Damit die Veranstalter neben der Mammut-Organisation des "Festes, wie es Weißenstadt noch nicht gesehen hat", keine großen Ausgaben haben, "spielen die Legenden natürlich umsonst", klärt Ex-Profi Dittwar auf. Er ist seit 2009 ehrenamtlicher Behinderten-Trainer im Fußball, steht jeden Mittwoch mit seinen Schützlingen auf dem Platz der Clubberer: "Da kriegt man viel mit, was da abgeht." Für ihn sei der Umgang mit Behinderten ganz normal, "man muss ein Gefühl dafür haben, aber kein Mitleid". Selbst Opa von acht Enkeln, weiß er, wie wichtig es ist, dass alle gesund sind.

Die Familie Braun in Meierhof bei Weißenstadt, die er erst im Oktober durch seinen langjährigen Freund Wolfgang Heß kennengelernt hat, liege ihm sehr am Herzen. "Sie nimmt ihr Schicksal an und fragt nicht, warum es ausgerechnet sie getroffen hat, um in Lethargie zu versinken."

Wolfgang Heß ist glücklich darüber, "dass sich schon etliche Sponsoren gemeldet haben, ohne dass wir auf sie zugegangen sind". Früher wäre eine solche Aktion undenkbar oder zumindest nur mit einem riesigen Aufwand möglich gewesen. "Wir hätten Klinken putzen müssen, aber so melden sich die Menschen, weil wir auf Facebook auf das Benefiz-Spiel aufmerksam gemacht haben." Die sozialen Netzwerke seien heute von großem Vorteil.

Dass die Profi-Kicker vor und nach dem Turnier Autogramme geben, ist für Jörg Dittwar Ehrensache. "Wir sind nicht unantastbar", meint er augenzwinkernd. Das einmalige Fußballspiel ist laut Wolfgang Heß eingebettet in ein großes Sommerfest. "Es gibt eines rund um den Fußballplatz, und die Profis sind anschließend ins Kurzentrum Weißenstadt eingeladen, wo ebenfalls ein Sommerfest steigt. Die Legenden-Elf wird dort zum Abendessen erwartet."

Die Organisatoren Wolfgang Heß und Florian Mäder sind schon voller Vorfreude auf den "überragenden Tag für Weißenstadt". Und Antonia werde als Ehrengast natürlich ein Legenden-T-Shirt tragen. Der einzige Knackpunkt sei Corona, "aber das kann uns bestenfalls stören, aber nicht hindern", unterstreicht Heß.

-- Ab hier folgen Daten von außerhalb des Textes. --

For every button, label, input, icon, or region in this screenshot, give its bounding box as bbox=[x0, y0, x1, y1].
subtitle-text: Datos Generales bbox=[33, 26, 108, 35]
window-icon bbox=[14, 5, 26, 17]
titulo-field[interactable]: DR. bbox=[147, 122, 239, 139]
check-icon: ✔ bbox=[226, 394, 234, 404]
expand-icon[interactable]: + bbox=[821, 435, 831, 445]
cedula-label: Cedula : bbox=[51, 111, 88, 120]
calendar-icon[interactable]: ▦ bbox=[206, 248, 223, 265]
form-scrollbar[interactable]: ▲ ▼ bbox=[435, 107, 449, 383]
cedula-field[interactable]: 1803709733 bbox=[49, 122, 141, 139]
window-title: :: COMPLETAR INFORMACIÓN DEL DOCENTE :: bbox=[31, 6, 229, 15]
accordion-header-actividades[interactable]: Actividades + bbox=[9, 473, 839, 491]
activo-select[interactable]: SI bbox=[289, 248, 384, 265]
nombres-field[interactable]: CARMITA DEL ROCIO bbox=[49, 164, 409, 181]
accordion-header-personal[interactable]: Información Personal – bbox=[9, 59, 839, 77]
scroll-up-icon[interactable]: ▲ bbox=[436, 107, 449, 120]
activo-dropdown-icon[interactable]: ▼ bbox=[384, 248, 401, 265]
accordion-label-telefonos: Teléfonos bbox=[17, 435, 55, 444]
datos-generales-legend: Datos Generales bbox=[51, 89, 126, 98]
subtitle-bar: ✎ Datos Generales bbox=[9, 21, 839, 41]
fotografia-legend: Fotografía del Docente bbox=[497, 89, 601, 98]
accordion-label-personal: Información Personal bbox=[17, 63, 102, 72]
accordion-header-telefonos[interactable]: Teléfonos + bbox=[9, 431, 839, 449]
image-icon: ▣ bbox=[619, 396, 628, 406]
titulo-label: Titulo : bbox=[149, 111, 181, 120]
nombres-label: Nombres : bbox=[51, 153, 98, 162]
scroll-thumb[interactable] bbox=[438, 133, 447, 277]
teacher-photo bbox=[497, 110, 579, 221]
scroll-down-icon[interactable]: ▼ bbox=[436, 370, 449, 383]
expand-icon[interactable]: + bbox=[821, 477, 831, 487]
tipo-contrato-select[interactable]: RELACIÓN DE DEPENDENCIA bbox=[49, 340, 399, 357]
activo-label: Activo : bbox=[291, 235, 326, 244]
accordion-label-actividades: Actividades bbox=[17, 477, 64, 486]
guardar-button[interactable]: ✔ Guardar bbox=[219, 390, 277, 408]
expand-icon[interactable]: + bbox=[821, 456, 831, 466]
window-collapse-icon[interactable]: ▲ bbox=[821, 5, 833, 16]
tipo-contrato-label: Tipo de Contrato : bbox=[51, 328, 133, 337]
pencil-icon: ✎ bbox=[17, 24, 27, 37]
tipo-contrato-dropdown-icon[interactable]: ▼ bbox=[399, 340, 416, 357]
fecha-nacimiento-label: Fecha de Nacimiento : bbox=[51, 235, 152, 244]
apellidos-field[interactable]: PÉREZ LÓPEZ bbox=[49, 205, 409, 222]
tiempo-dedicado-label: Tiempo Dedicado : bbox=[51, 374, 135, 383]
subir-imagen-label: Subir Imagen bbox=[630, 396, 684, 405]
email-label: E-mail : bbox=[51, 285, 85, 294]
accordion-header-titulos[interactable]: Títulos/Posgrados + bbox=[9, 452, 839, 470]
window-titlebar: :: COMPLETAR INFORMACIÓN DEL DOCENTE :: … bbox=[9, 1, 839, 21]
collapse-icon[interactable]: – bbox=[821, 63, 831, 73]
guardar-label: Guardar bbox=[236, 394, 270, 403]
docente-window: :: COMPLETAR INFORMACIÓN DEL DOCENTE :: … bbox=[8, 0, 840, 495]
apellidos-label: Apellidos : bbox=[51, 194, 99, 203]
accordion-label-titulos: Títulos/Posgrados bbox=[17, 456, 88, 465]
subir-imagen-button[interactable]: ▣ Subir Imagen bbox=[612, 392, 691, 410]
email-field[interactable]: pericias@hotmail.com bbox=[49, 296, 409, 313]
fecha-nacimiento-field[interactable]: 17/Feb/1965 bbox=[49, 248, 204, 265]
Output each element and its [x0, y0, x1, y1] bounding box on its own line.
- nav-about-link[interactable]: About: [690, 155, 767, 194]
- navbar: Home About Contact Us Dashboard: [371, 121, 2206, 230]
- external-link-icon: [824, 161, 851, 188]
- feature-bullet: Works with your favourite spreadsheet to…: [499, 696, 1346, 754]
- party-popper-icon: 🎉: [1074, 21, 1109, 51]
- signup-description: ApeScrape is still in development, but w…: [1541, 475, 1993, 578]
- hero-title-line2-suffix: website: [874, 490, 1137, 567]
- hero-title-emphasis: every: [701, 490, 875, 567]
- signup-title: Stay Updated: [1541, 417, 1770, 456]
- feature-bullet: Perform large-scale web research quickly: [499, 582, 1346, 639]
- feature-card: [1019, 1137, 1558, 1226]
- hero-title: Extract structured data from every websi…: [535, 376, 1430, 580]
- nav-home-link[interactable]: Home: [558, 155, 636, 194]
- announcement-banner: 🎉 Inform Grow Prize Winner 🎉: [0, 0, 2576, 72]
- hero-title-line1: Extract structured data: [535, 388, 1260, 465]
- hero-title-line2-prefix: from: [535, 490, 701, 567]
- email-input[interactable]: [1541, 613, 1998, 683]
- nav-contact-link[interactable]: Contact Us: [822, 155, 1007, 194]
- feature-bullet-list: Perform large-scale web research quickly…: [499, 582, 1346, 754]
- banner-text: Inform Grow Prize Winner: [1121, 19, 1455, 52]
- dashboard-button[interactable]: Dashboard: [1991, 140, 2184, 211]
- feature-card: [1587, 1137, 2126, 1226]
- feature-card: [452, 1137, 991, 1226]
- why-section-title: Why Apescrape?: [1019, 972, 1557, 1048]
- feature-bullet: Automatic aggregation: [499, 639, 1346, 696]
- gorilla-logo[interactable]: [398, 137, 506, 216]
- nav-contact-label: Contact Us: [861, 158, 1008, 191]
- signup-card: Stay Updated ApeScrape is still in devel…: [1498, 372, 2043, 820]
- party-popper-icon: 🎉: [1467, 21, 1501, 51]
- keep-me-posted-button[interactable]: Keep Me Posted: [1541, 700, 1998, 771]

Alexandra Braun hält sich während des euphorischen Gesprächs im Hintergrund, streicht ihrer Tochter über den Kopf. "Das ist Wahnsinn", kommentiert sie schließlich, als sie mitbekommt, was da auf sie und ihre Familie zurollt. Ihr stehen die Tränen in den Augen. Vor Freude. Ehe Jörg Dittwar und die Organisatoren das Haus der Brauns wieder verlassen, macht sich Mutter Alexandra schon wieder bereit, ihrem Mädchen die dicke Spritze mit der Flüssigkeit in die Sonde zu verabreichen. Wie alle zwei Stunden. Tag und Nacht.